When two individuals are in a relationship, aside for companionship, they also engage in an ongoing economic relationship. When couples separate, the individual earning a higher income may have an obligation to continue to financially support the individual with the lower income. It must be noted that the individual being supported typically has an obligation to become self-sufficient over time and is expected to take reasonable steps towards becoming self-sufficient.
The Spousal Support Advisory Guidelines (“SSAG”) help determine the quantum of spousal support payable. However, the SSAG are merely guidelines and individuals are free to agree upon their own quantum of payable spousal support.
Before quantum can be determined, entitlement must be established. There are several factors that go into determining whether one is entitled to spousal support including, but not limited to, the length of the relationship, the incomes of the parties, the age of the parties, one’s ability to become self-sufficient, one’s ability to support the other party, etc.

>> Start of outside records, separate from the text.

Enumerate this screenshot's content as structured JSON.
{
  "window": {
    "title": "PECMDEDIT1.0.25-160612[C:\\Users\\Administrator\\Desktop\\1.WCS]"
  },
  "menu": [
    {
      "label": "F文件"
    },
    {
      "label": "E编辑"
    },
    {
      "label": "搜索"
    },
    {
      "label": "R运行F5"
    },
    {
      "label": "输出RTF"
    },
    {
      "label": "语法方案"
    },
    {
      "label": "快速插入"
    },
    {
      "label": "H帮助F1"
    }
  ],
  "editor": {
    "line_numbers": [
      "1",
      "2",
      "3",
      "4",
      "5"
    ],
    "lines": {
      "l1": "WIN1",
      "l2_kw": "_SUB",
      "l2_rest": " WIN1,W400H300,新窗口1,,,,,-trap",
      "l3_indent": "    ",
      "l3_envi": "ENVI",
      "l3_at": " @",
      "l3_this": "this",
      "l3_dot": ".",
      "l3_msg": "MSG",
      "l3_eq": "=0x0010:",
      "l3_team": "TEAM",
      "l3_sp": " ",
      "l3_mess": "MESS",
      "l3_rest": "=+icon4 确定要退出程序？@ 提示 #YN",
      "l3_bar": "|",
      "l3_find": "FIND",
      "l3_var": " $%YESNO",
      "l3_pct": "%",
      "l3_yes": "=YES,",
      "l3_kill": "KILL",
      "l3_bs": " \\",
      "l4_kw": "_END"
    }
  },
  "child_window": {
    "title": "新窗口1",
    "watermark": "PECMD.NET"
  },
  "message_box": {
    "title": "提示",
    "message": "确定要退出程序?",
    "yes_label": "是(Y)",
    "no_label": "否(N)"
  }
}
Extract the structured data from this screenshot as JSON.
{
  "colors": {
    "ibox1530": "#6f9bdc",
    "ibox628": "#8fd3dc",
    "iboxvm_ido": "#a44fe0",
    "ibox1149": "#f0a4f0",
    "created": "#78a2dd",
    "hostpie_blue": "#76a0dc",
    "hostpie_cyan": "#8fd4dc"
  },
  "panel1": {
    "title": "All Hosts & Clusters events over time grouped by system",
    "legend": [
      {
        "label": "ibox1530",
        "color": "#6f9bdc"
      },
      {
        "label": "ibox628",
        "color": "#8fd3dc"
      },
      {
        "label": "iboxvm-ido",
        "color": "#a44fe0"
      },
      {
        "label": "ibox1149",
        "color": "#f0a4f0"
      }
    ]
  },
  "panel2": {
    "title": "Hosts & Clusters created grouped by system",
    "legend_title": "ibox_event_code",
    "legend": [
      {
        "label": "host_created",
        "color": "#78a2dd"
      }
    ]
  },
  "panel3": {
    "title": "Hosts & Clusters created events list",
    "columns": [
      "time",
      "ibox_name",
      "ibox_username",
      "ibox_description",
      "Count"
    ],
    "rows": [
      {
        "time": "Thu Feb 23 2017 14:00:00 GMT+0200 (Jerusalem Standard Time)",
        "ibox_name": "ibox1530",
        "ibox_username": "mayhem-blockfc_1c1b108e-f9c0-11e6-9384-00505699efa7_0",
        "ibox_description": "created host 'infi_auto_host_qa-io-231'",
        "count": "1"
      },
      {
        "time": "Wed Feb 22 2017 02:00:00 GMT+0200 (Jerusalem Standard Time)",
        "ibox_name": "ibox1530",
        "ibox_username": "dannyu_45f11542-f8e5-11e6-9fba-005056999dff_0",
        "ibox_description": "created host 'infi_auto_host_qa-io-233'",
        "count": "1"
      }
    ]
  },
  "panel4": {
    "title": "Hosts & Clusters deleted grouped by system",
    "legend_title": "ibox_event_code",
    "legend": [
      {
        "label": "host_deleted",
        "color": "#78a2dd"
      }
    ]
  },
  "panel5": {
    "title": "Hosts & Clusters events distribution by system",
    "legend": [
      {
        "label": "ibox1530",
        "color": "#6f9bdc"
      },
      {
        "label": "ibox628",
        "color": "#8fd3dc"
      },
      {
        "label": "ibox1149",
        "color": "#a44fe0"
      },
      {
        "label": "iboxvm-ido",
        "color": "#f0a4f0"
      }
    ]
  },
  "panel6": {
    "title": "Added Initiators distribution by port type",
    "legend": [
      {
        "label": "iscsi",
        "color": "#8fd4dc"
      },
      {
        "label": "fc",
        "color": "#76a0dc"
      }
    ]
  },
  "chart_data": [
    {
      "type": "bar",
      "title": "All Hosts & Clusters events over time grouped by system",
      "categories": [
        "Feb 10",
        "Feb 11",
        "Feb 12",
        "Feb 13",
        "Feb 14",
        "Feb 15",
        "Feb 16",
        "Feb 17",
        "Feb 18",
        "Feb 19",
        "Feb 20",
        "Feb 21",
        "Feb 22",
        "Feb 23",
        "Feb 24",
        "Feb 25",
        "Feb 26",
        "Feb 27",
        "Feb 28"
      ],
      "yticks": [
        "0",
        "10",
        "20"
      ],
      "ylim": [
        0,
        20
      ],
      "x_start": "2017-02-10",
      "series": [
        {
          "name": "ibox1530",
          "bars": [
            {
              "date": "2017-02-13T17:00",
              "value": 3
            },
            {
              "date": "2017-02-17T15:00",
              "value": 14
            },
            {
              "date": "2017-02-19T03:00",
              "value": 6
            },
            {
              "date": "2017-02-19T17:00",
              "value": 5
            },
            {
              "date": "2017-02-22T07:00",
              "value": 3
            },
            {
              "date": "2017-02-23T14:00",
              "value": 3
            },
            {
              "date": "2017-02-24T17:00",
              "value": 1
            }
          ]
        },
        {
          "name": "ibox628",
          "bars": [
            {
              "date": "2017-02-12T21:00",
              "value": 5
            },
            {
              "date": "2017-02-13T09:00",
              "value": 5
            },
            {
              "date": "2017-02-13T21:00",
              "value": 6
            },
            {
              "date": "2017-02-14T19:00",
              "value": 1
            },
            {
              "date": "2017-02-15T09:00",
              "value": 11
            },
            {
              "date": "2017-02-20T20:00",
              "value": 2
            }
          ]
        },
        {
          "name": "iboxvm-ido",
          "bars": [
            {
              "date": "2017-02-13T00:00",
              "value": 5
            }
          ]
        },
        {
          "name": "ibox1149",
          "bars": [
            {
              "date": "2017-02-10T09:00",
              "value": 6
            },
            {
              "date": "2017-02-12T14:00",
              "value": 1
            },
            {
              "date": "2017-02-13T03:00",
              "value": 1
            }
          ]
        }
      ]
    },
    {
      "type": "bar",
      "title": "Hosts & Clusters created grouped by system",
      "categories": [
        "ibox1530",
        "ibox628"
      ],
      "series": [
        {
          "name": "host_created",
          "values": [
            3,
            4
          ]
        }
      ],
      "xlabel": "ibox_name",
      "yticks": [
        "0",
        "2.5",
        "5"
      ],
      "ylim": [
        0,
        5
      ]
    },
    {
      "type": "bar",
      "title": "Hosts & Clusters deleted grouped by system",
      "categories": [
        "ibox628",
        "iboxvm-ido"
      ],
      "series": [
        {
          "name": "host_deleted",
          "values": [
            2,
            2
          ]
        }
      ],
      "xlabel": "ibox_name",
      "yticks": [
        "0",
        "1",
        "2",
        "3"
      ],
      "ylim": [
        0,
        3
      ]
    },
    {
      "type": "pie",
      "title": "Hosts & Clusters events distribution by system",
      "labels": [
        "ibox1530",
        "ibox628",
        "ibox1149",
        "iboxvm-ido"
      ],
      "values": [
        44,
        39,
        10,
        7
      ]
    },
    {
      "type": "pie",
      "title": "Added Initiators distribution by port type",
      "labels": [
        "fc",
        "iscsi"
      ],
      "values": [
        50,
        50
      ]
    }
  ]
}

One of the most important factors in determining entitlement to spousal support is the roles the individuals played throughout the course of the relationship. For example, if throughout the relationship, Partner A stayed home and cared for the home and family while Partner B was able to participate in the workforce, advance their career, and increase their earning potential, Partner A has forgone their career and earning potential and would likely have an entitlement to spousal support upon dissolution of the relationship. If not for the time and effort of Partner A in the home freeing up Partner B’s time, Partner B would not have had the same opportunity to advance their career. For the duration of the relationship, Partner A sacrificed their economic opportunities in support or Partner B’s economic pursuits and as such it would be unjust to expect Partner A to be economically self-sufficient upon the dissolution of the relationship.
Spousal support is not typically expected to continue in perpetuity. Section 15.2(6)(d) of the Divorce Act, states that one of the objectives of spousal support orders is to “in so far as practicable, promote the economic self-sufficiency of each spouse within a reasonable period of time.” However, what a “reasonable period of time” is, is determined by the facts of each case. Nevertheless, once the recipient becomes self-sufficient, spousal support may be terminated.
Spousal support may also be terminated or varied if there is a material change in circumstances that was unforeseen when the agreement or court order for spousal support was made.
Among other things, a material change can include, the loss of a job, a new marriage, new financial responsibilities, etc. However, to be considered a material change, the change must have some element of continuity to it. For example, the purchase of a new car likely would not constitute a material change whereas the birth of a new child from a new relationship may. Furthermore, the change must have been unforeseen at the time the agreement or court order for spousal support was made. This is because if the change in circumstances were contemplated at the time of the agreement or court order, a different agreement or order would have been warranted.